Odds Ratio show significant increased risk for most symptoms with low Bifidobacterium,

| Symptom | Odds Ratio with low amount |
| Immune Manifestations: Hyperphagia (abnormally hunger or desire to eat) | 14.65 |
| Comorbid: Reactive Hypoglicemia | 12.89 |
| Comorbid: Panic Attacks | 9.51 |
| Neurological: Neuropathy | 7.72 |
| Lactose intolerance | 5.88 |
| Neuroendocrine: Sweating hands | 4.4 |
| Comorbid: Constipation and Explosions (not diarrohea) | 4.14 |
Summary
Odds ratios are designed to have predictive power. An optimized algorithm using odds ratios appear to have awesome power. The challenges with Odds Ratio are simple:
- Having sufficient data to obtain P < 0.01 (or better still, P <0.0001) Odds Ratio
- Addressing each bacteria-symptom individually and not going into simplistic one bacteria level fits all.

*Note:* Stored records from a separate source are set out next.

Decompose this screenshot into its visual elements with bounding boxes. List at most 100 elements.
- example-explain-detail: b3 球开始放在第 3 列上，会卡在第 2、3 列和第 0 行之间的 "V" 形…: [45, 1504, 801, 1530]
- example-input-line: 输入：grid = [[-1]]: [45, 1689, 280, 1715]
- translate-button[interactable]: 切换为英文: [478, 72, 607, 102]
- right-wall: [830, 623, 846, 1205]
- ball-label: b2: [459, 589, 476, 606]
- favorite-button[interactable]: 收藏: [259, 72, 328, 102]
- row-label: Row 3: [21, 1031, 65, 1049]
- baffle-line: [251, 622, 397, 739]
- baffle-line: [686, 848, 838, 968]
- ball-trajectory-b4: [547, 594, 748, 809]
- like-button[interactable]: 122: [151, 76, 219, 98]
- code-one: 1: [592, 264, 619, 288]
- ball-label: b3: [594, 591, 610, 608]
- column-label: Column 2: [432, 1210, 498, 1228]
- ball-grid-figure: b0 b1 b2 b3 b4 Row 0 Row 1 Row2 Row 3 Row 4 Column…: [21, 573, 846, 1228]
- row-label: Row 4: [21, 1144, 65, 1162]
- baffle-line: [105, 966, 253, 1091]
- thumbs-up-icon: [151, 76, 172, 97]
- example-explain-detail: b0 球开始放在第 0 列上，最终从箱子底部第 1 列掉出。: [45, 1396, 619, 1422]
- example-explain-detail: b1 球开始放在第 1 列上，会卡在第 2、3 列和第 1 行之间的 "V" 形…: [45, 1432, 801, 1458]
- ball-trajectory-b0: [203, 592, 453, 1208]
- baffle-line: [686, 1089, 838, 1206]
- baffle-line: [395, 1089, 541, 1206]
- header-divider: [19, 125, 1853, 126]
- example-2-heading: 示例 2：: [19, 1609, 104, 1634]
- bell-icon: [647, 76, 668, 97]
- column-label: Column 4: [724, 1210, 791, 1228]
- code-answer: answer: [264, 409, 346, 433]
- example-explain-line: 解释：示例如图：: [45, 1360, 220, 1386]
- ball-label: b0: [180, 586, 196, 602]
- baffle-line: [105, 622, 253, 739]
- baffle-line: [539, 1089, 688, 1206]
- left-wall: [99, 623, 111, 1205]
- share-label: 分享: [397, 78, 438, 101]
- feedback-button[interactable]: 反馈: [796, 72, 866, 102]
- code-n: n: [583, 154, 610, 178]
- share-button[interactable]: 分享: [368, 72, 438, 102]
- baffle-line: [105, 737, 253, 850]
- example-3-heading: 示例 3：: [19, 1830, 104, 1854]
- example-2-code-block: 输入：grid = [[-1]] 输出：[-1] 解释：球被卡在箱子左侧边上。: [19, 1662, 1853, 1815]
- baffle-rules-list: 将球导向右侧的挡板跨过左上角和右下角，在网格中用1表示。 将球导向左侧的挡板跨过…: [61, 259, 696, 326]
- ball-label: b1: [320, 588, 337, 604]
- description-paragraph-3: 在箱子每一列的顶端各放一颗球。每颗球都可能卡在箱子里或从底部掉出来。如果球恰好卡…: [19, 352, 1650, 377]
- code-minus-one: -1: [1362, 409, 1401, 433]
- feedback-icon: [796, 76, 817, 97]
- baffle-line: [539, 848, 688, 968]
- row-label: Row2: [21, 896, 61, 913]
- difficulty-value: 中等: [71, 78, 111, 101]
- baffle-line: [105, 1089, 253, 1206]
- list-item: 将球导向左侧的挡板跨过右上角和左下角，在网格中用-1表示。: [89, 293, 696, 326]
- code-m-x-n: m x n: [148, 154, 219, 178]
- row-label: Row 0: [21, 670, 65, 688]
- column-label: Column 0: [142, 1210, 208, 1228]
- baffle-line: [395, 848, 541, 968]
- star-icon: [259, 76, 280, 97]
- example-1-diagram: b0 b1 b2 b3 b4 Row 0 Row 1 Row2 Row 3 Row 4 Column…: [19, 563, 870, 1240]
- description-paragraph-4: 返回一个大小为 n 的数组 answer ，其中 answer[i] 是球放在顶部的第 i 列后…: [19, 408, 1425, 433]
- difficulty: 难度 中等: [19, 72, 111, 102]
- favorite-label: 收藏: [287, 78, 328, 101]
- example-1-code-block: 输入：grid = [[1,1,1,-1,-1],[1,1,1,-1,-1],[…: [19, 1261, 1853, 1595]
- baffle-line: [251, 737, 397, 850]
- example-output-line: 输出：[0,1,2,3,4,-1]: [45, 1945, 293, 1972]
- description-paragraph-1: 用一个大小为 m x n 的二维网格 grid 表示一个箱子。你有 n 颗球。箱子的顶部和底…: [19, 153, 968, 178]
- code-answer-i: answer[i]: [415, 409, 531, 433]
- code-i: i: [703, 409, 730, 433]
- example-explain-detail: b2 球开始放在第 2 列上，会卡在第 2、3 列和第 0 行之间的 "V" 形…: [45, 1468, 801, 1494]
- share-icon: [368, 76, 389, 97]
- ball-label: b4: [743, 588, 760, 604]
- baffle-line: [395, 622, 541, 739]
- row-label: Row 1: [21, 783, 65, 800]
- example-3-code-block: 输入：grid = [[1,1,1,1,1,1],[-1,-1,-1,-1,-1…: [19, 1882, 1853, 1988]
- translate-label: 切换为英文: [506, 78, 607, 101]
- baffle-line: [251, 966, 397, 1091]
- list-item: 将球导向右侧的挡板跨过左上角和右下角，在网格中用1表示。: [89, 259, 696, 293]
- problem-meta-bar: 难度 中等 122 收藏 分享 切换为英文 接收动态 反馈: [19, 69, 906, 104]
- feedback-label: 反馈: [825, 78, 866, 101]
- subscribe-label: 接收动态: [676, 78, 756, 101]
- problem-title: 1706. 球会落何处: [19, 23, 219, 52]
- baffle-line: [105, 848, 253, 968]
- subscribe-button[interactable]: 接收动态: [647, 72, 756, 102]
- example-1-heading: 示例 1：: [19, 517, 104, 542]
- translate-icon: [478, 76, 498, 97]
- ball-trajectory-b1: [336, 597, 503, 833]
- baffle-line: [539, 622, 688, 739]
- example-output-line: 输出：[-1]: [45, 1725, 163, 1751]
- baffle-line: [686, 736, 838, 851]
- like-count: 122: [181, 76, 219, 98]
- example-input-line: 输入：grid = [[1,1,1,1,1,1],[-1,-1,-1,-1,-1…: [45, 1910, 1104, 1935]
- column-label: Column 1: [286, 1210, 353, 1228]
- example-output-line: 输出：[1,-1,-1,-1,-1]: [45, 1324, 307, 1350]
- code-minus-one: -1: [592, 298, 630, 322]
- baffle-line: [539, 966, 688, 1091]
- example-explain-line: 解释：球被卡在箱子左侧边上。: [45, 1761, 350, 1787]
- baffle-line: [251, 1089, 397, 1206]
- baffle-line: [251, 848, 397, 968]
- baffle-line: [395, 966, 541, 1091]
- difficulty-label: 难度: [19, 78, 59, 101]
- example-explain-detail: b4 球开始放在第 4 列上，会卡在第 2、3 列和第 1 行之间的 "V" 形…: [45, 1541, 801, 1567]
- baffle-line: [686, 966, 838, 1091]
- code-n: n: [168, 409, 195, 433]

- Computational requirements: After a lot of performance tuning, my computations took over 12 hours on a well equipped Microsoft SQL Server machine with 64 GB of memory. Other tech stacks may take considerably longer, a few (like Multithreaded C++) may be a lot of faster.
I deem my success to doing the above being two factors: A M.Sc. in Operations Research where optimization techniques rules, plus extensive experience with SQL Server Performance (including writing multiple white papers for Microsoft). Last, is not following current normative beliefs on how to approach this issue, I follow the numbers (i.e. statistics).
As a historic note, building out this model caused flash backs to programming in Simula and other modelling languages back in the early 1980’s. There is a “zen” for modelling.